Sem isso, a sugestão de sua amiga de que o meu tom polêmico resulta da busca a
todo custo de sucesso corre o sério risco de ser tão leviana quanto injusta. A
dureza no tratamento dispensado a autores como Habermas e Bourdieu, para ficar
apenas com os mencionados por você, expressa tão somente conclusões
epistemológicas, amadurecidas nos últimos vinte anos de leituras e reflexões,
formuladas num estilo que é o meu “desde criancinha” (como reclamava mamãe). Se
você puder examinar um dia os meus exemplares das obras de Habermas, por
exemplo, lidas mais atentamente nos anos noventa, verá que estão cobertos de
iradas anotações, perto das quais o que você leu em O Fetichismo do Conceito
parecerá suave e ameno. Confesso que realmente perdia a paciência ao atravessar
toneladas de engenhosas argumentações para sustentar o insustentável, a saber,
que os caminhos da verdade e do bem não apenas convergem como podem ser
encontrados em mais um sistema filosófico particular produzido na Alemanha. De
Habermas podemos afirmar a mesmíssima coisa que Nietzsche disse um dia da
metafísica alemã mais antiga: do ponto de vista cognitivo, pouco vale, pois não
é ciência genuína, nem muito menos verdadeira
sabedoria. Eu poderia passar dias, acredite, justificando circunstanciadamente
essa dura conclusão. A extrema irritação
com a leitura passava toda para o papel.
As
tentativas de Bourdieu objetivando convencer os seus leitores, em sua maioria
sociólogos não familiarizados com a moderna reflexão epistemológica, do status impecavelmente científico de sua
própria obra, não soavam menos irritantes. Se operarmos com um conceito
estritamente empírico de ciência − e não honorífico ou elaborado exclusivamente
para permitir a inclusão de formas de conhecimento que só partilham com as
ciências, às vezes, o esoterismo vocabular, assegurando-lhes assim prestígio
intelectual e honras sociais −, seremos levados à conclusão de que teorias
científicas, ao contrário dos sistemas filosóficos do passado, não constituem
um ponto de vista pessoal de um autor e seus crédulos discípulos reunidos em
uma escola, mas sim um saber tácita e consensualmente acolhido no âmbito de uma disciplina,
funcionando ali como base teórica indispensável, inescapável, em toda uma área
de investigações empíricas. Alguns físicos franceses do século XVIII que detestavam
Newton ainda insistiam em atacá-lo na defesa de Descartes, mas isso acabou há
muito tempo: nos manuais franceses de mecânica, é Newton, e não Descartes, que
é hoje obrigatoriamente ensinado.O estudo das teorias de Newton, devidamente
incorporadas em manuais, não é de fato opcional para pesquisadores de todo um
conjunto de fenômenos naturais. Nesse
caso, o aprendizado de um conhecimento do geral especializado, distinto e
irredutível às melhores generalizações do saber de senso comum, acolhido sem
maiores discussões filosóficas pelos investigadores de uma área de pesquisa,
soa de fato obrigatório.Ora, nada disso pode ser dito da teoria sociológica de
Bourdieu, pois em todas as áreas da sociologia empírica podemos encontrar
pesquisas sérias que não recorrem, nem precisam recorrer, a um único conceito
“técnico” de Bourdieu. Seria fácil prová-lo. Na realidade, o melhor Bourdieu, o
Bourdieu que pode ser utilizado com proveito na pesquisa empírica, é sempre
redutível ao conhecimento social de senso comum inteligente e bem informado.
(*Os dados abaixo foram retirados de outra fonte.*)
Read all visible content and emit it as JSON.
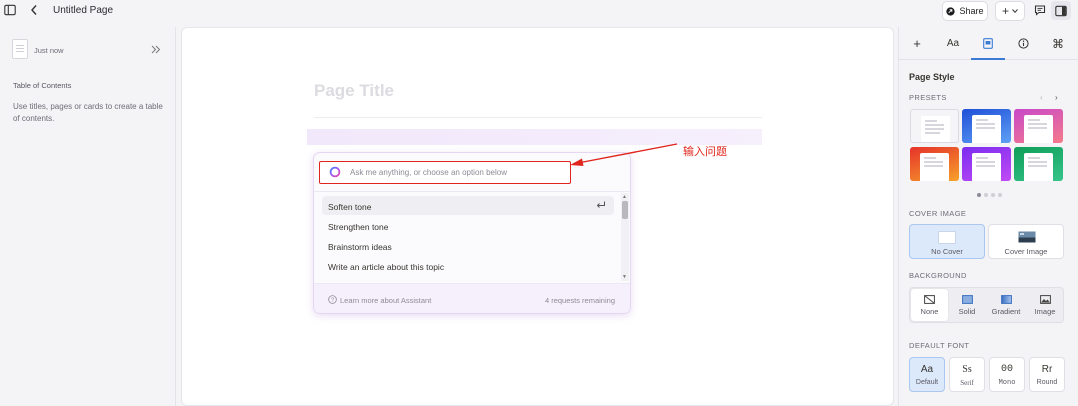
{
  "topbar": {
    "page_title": "Untitled Page",
    "share_label": "Share",
    "add_label": "+",
    "colors": {
      "accent": "#1d1d1f"
    }
  },
  "left_panel": {
    "timestamp": "Just now",
    "toc_title": "Table of Contents",
    "toc_hint": "Use titles, pages or cards to create a table of contents."
  },
  "canvas": {
    "title_placeholder": "Page Title"
  },
  "assistant": {
    "input_placeholder": "Ask me anything, or choose an option below",
    "items": [
      {
        "label": "Soften tone",
        "active": true
      },
      {
        "label": "Strengthen tone"
      },
      {
        "label": "Brainstorm ideas"
      },
      {
        "label": "Write an article about this topic"
      }
    ],
    "footer_left": "Learn more about Assistant",
    "footer_right": "4 requests remaining"
  },
  "annotation": {
    "text": "输入问题",
    "color": "#e0261c"
  },
  "right_panel": {
    "tabs": [
      "+",
      "Aa",
      "page-style-icon",
      "info-icon",
      "⌘"
    ],
    "active_tab": 2,
    "section_title": "Page Style",
    "presets_label": "PRESETS",
    "presets": [
      "#f5f5f7",
      "#3a6ee8",
      "#e85d8f",
      "#f0582a",
      "#a03cf0",
      "#1ca86a"
    ],
    "cover_label": "COVER IMAGE",
    "cover_options": [
      "No Cover",
      "Cover Image"
    ],
    "background_label": "BACKGROUND",
    "background_options": [
      "None",
      "Solid",
      "Gradient",
      "Image"
    ],
    "font_label": "DEFAULT FONT",
    "font_options": [
      {
        "glyph": "Aa",
        "label": "Default"
      },
      {
        "glyph": "Ss",
        "label": "Serif"
      },
      {
        "glyph": "00",
        "label": "Mono"
      },
      {
        "glyph": "Rr",
        "label": "Round"
      }
    ],
    "colors": {
      "accent": "#3a7bd5",
      "selected_bg": "#dce9fb"
    }
  }
}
Dito de outra maneira, os seus melhores conceitos e generalizações (como, de
resto, os de todos os outros teóricos sociais) podem ser perfeitamente
formulados, com ganhos de clareza e testabilidade empírica, na linguagem
corrente. No meu livro, como você há de lembrar, mostrei, com exemplos
concretos, que os termos do jargão sociológico mais amplamente aceitos, aqueles
dotados de indiscutível conteúdo empírico, são exatamente os termos não apenas
tomados de empréstimo à linguagem corrente, mas que também preservaram
integralmente, quando incorporados ao jargão em questão, os seus significados
usuais, de senso comum. Isso significa dizer que, nesses casos, o conteúdo
empírico do vocabulário sociológico é assegurado, na realidade, pela ausência
de qualquer afastamento em relação aos significados de senso comum dos termos
empregados. A famosa ruptura epistemológica soa aqui simplesmente imaginária. Isso explica por que
os conceitos e generalizações do melhor Bourdieu são opcionais, e não
obrigatórios, na investigação social empiricamente orientada. O seu uso, como o
possível uso de Shakespeare ou Dostoiévski numa análise de uma determinada
manifestação das paixões humanas, embora em certos casos valioso, pouco ou nada
tem a ver com o uso de teorias nas investigações científicas. Sendo assim, as
afetadas e infundadas reivindicações de cientificidade em Bourdieu, que irão
levá-lo a tratar com arrogância e desrespeito a obra de autores avessos ao
cientificismo como Gadamer, soavam para
mim, de fato, irritantes. Essa irritação também foi toda para o papel. Contudo,
as dificuldades de Bourdieu não se limitam a um despropositado cientificismo: em leituras mais recentes,
pude reunir mais de mil páginas de notas de leitura nas quais sublinho, sempre
com exemplos concretos, sem analogismos carentes de controles empíricos e
formais, nem generalizações vazias e retóricas, as dificuldades empíricas desse
autor, em particular as que resultam do uso do conceito de campo em sociologia
da ciência. Um dia, prometo apresentá-las detalhadamente.
Tudo
bem, a discordância intelectual poderia ser expressa de outra forma, e minha
reação psicológica revela um temperamento colérico, difícil, intratável mesmo.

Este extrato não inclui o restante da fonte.